Though it has potential, it reads like a draft. For most of you, this might be enough information right there. If you want more of my thoughts, you can read my “official” review on Amazon, as I do write them for all self-published books that I read.


And that is my month.

Currently I am reading The Wise Man’s Fear, by Patrick Rothfuss. And like his first novel, The Name of the Wind, it is a monstrous tome. It may or may not be my only read for March…

More importantly: what are YOU reading?
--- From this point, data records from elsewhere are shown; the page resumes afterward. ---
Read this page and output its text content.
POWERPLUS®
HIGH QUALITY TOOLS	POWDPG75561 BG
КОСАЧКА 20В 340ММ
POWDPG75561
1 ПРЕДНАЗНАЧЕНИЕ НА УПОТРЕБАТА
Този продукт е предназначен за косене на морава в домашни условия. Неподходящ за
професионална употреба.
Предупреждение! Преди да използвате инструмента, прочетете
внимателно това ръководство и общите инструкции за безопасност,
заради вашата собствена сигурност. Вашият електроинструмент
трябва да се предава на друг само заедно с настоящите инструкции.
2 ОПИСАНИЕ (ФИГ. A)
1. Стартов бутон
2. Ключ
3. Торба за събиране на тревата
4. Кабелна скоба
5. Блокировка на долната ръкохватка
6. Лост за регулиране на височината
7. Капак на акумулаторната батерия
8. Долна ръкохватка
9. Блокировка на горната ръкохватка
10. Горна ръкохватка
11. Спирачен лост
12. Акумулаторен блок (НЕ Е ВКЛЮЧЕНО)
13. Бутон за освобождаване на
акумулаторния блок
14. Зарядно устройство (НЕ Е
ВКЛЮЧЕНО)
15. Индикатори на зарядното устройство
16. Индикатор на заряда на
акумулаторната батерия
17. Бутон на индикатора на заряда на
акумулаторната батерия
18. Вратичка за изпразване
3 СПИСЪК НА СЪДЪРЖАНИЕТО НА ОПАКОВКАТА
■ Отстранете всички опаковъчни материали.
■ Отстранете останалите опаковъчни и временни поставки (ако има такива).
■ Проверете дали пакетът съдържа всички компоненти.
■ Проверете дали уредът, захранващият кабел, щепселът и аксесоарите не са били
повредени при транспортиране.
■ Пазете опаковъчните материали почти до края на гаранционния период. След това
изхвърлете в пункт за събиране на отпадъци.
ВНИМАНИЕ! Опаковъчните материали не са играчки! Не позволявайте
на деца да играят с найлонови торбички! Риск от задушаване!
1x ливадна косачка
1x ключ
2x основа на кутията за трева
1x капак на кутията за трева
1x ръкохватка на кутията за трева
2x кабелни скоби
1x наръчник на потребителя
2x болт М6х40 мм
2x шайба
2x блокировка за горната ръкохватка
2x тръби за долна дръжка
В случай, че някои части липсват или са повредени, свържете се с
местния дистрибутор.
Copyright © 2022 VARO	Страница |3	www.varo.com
What should I be reading next?

2 thoughts on “Recent Reads and Recs: February 2012 Edition

  1. I do like the reading posts. I remember seeing “Weird Sisters” on your Facebook profile and thinking the cover was almost interesting enough for me to read the book without knowing anything about it. Your description, though, makes me think that maybe the book doesn’t live up to it’s cover. I’ve always enjoyed John Green, and I’m happy to hear his latest is good.

    As for what I’m reading, I’m in the middle of a novel called “Love Marriage” by V.V. Ganeshananthan. It follows several generations of two Tamil families in Sri Lanka. I don’t think it’s for everyone, but I’m a little bit in love with Ms. Ganeshananthan’s writing style. I think she uses language beautifully.